NJ unions hold unity rally for Wisconsin workers

February 25, 2011 2:26:59 PM PST
The fight over collective bargaining rights in Wisconsin is really a battle to protect the middle-class across the country, said union leaders from the state who spoke at a rally at New Jersey's Statehouse on Friday. Union voices from Wisconsin joined the rally in Trenton on Friday.

"Thank you New Jersey for standing with Wisconsin," Stephanie Bloomingdale said.

Bloomingdale, secretary-treasurer for the Wisconsin AFL-CIO, said that her state is ground zero in a nationwide attack on union workers. She and two other Wisconsin union officials flew to New Jersey for the unity rally.

"Our fight is New Jersey's fight," said Bloomingdale. "And New Jersey's fight is Michigan's fight. Michigan's fight is Ohio's fight for America to reclaim our middle class."

About 3,100 people were at the rally, said New Jersey State Police Sgt. Brian Polite.

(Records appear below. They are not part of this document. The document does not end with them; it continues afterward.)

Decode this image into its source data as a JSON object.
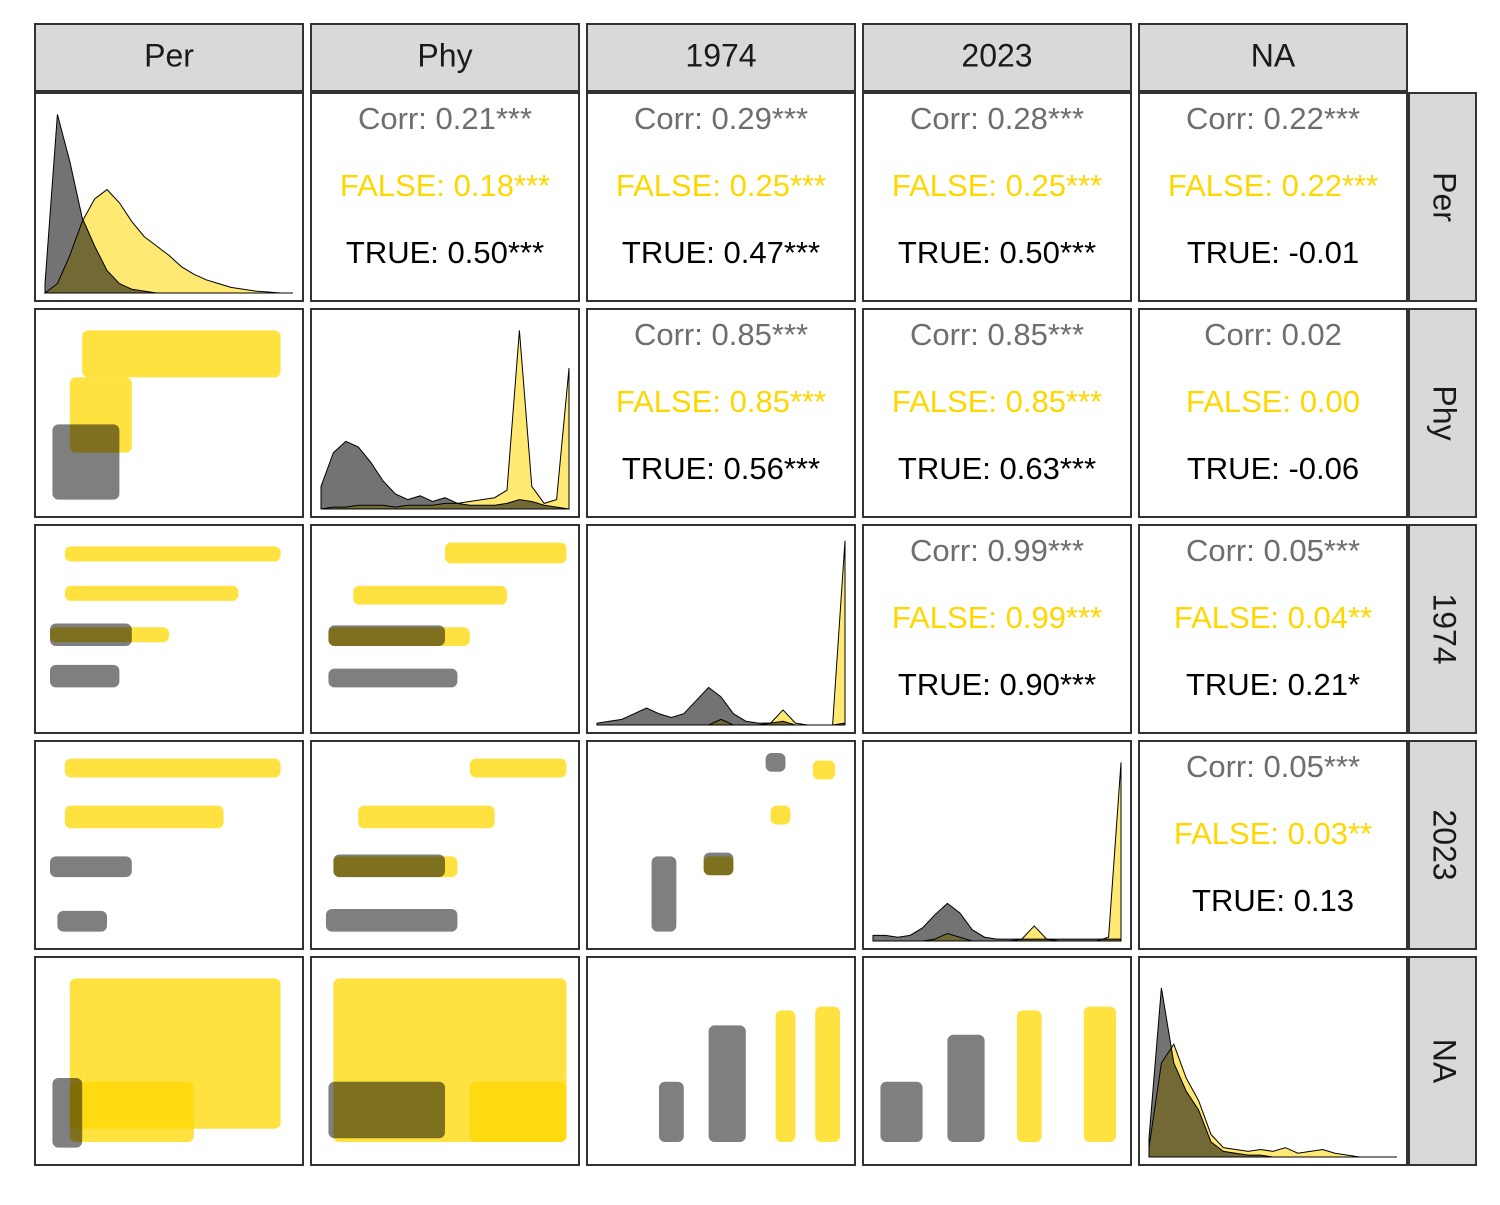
{
  "variables": [
    "Per",
    "Phy",
    "1974",
    "2023",
    "NA"
  ],
  "colors": {
    "corr": "#6e6e6e",
    "false": "#FFD700",
    "true": "#000000"
  },
  "upper": [
    [
      [
        "Corr: 0.21***",
        "FALSE: 0.18***",
        "TRUE: 0.50***"
      ],
      [
        "Corr: 0.29***",
        "FALSE: 0.25***",
        "TRUE: 0.47***"
      ],
      [
        "Corr: 0.28***",
        "FALSE: 0.25***",
        "TRUE: 0.50***"
      ],
      [
        "Corr: 0.22***",
        "FALSE: 0.22***",
        "TRUE: -0.01"
      ]
    ],
    [
      [
        "Corr: 0.85***",
        "FALSE: 0.85***",
        "TRUE: 0.56***"
      ],
      [
        "Corr: 0.85***",
        "FALSE: 0.85***",
        "TRUE: 0.63***"
      ],
      [
        "Corr: 0.02",
        "FALSE: 0.00",
        "TRUE: -0.06"
      ]
    ],
    [
      [
        "Corr: 0.99***",
        "FALSE: 0.99***",
        "TRUE: 0.90***"
      ],
      [
        "Corr: 0.05***",
        "FALSE: 0.04**",
        "TRUE: 0.21*"
      ]
    ],
    [
      [
        "Corr: 0.05***",
        "FALSE: 0.03**",
        "TRUE: 0.13"
      ]
    ]
  ],
  "diagonal": [
    {
      "false": [
        0,
        0.05,
        0.2,
        0.38,
        0.5,
        0.55,
        0.48,
        0.38,
        0.3,
        0.25,
        0.2,
        0.14,
        0.1,
        0.07,
        0.05,
        0.03,
        0.02,
        0.01,
        0.005,
        0,
        0
      ],
      "true": [
        0.05,
        0.95,
        0.7,
        0.4,
        0.25,
        0.12,
        0.05,
        0.02,
        0.01,
        0,
        0,
        0,
        0,
        0,
        0,
        0,
        0,
        0,
        0,
        0,
        0
      ]
    },
    {
      "false": [
        0,
        0.01,
        0.01,
        0.02,
        0.02,
        0.02,
        0.01,
        0.02,
        0.02,
        0.02,
        0.03,
        0.03,
        0.04,
        0.05,
        0.06,
        0.1,
        0.95,
        0.12,
        0.03,
        0.05,
        0.75
      ],
      "true": [
        0.12,
        0.3,
        0.36,
        0.33,
        0.25,
        0.15,
        0.08,
        0.05,
        0.07,
        0.04,
        0.06,
        0.03,
        0.02,
        0.02,
        0.02,
        0.03,
        0.05,
        0.04,
        0.02,
        0.01,
        0
      ]
    },
    {
      "false": [
        0,
        0,
        0,
        0,
        0,
        0,
        0,
        0,
        0,
        0,
        0.03,
        0,
        0,
        0,
        0.01,
        0.08,
        0.01,
        0,
        0,
        0,
        0.98
      ],
      "true": [
        0.01,
        0.02,
        0.03,
        0.06,
        0.09,
        0.06,
        0.04,
        0.06,
        0.13,
        0.2,
        0.15,
        0.06,
        0.02,
        0.01,
        0.01,
        0.02,
        0,
        0,
        0,
        0,
        0.01
      ]
    },
    {
      "false": [
        0,
        0,
        0,
        0,
        0,
        0.01,
        0.04,
        0.02,
        0,
        0,
        0,
        0,
        0.01,
        0.08,
        0.01,
        0,
        0,
        0,
        0,
        0.02,
        0.95
      ],
      "true": [
        0.03,
        0.03,
        0.02,
        0.03,
        0.07,
        0.14,
        0.2,
        0.15,
        0.06,
        0.02,
        0.01,
        0.01,
        0.01,
        0.01,
        0.01,
        0.01,
        0.01,
        0.01,
        0.01,
        0.01,
        0.01
      ]
    },
    {
      "false": [
        0.05,
        0.5,
        0.6,
        0.42,
        0.3,
        0.12,
        0.05,
        0.04,
        0.03,
        0.04,
        0.03,
        0.05,
        0.02,
        0.03,
        0.04,
        0.02,
        0.01,
        0,
        0,
        0,
        0
      ],
      "true": [
        0.1,
        0.9,
        0.5,
        0.35,
        0.25,
        0.08,
        0.03,
        0.02,
        0.01,
        0.01,
        0,
        0,
        0,
        0,
        0,
        0,
        0,
        0,
        0,
        0,
        0
      ]
    }
  ],
  "lower": [
    [
      {
        "false": [
          [
            0.15,
            0.95,
            0.7,
            0.95
          ],
          [
            0.1,
            0.35,
            0.3,
            0.7
          ]
        ],
        "true": [
          [
            0.03,
            0.3,
            0.05,
            0.45
          ]
        ]
      }
    ],
    [
      {
        "false": [
          [
            0.08,
            0.95,
            0.87,
            0.95
          ],
          [
            0.08,
            0.78,
            0.66,
            0.74
          ],
          [
            0.02,
            0.5,
            0.44,
            0.52
          ]
        ],
        "true": [
          [
            0.02,
            0.35,
            0.42,
            0.54
          ],
          [
            0.02,
            0.3,
            0.2,
            0.32
          ]
        ]
      },
      {
        "false": [
          [
            0.5,
            0.99,
            0.86,
            0.97
          ],
          [
            0.13,
            0.75,
            0.64,
            0.74
          ],
          [
            0.03,
            0.6,
            0.42,
            0.52
          ]
        ],
        "true": [
          [
            0.03,
            0.5,
            0.42,
            0.53
          ],
          [
            0.03,
            0.55,
            0.2,
            0.3
          ]
        ]
      }
    ],
    [
      {
        "false": [
          [
            0.08,
            0.95,
            0.87,
            0.97
          ],
          [
            0.08,
            0.72,
            0.6,
            0.72
          ]
        ],
        "true": [
          [
            0.02,
            0.35,
            0.34,
            0.45
          ],
          [
            0.05,
            0.25,
            0.05,
            0.16
          ]
        ]
      },
      {
        "false": [
          [
            0.6,
            0.99,
            0.87,
            0.97
          ],
          [
            0.15,
            0.7,
            0.6,
            0.72
          ],
          [
            0.05,
            0.55,
            0.34,
            0.45
          ]
        ],
        "true": [
          [
            0.05,
            0.5,
            0.34,
            0.46
          ],
          [
            0.02,
            0.55,
            0.05,
            0.17
          ]
        ]
      },
      {
        "false": [
          [
            0.87,
            0.96,
            0.86,
            0.96
          ],
          [
            0.7,
            0.78,
            0.62,
            0.72
          ],
          [
            0.43,
            0.55,
            0.35,
            0.45
          ]
        ],
        "true": [
          [
            0.22,
            0.32,
            0.05,
            0.45
          ],
          [
            0.43,
            0.55,
            0.35,
            0.47
          ],
          [
            0.68,
            0.76,
            0.9,
            1
          ]
        ]
      }
    ],
    [
      {
        "false": [
          [
            0.1,
            0.95,
            0.15,
            0.95
          ],
          [
            0.1,
            0.6,
            0.08,
            0.4
          ]
        ],
        "true": [
          [
            0.03,
            0.15,
            0.05,
            0.42
          ]
        ]
      },
      {
        "false": [
          [
            0.05,
            0.99,
            0.08,
            0.95
          ],
          [
            0.6,
            0.99,
            0.08,
            0.4
          ]
        ],
        "true": [
          [
            0.03,
            0.5,
            0.1,
            0.4
          ]
        ]
      },
      {
        "false": [
          [
            0.72,
            0.8,
            0.08,
            0.78
          ],
          [
            0.88,
            0.98,
            0.08,
            0.8
          ]
        ],
        "true": [
          [
            0.25,
            0.35,
            0.08,
            0.4
          ],
          [
            0.45,
            0.6,
            0.08,
            0.7
          ]
        ]
      },
      {
        "false": [
          [
            0.58,
            0.68,
            0.08,
            0.78
          ],
          [
            0.85,
            0.98,
            0.08,
            0.8
          ]
        ],
        "true": [
          [
            0.03,
            0.2,
            0.08,
            0.4
          ],
          [
            0.3,
            0.45,
            0.08,
            0.65
          ]
        ]
      }
    ]
  ]
}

Labor leaders say New Jersey's Governor Christie and Wisconsin's Governor Walker are using budget crises in their states to break the unions.

"We didn't cause the economic crisis, but we will help solve it," Richard Trumka, Nat'l President of the AFL-CIO, said.

Wisconsin Gov. Scott Walker wants to end nearly all bargaining with public employee unions to help balance the state budget. The Republican Assembly passed his proposal, but Senate Democrats who oppose the plan but lack the votes to stop it have fled to Illinois to keep the vote from taking place.

New Jersey Gov. Chris Christie, who was to be out of state during the rallies, has proposed raising the retirement age and requiring public workers to pay more for pension and health benefits. He said he supports Walker for taking strong actions to balance the state budget but says he supports "responsible" collective bargaining.

Counter demonstrators said it's not too much to ask.

"They have to share the sacrifice. The taxpayers are the ones at the table when they negotiate," Haddon Heights resident Lorraine Little-Vassallo said.

Union leaders, however, see Christie's proposals as attempts to weaken organized labor, which can be a powerful ally to Democrats. All 120 legislative seats are up for re-election in New Jersey in November, and Christie has made no secret of his desire to wrest control of at least one house from the majority party.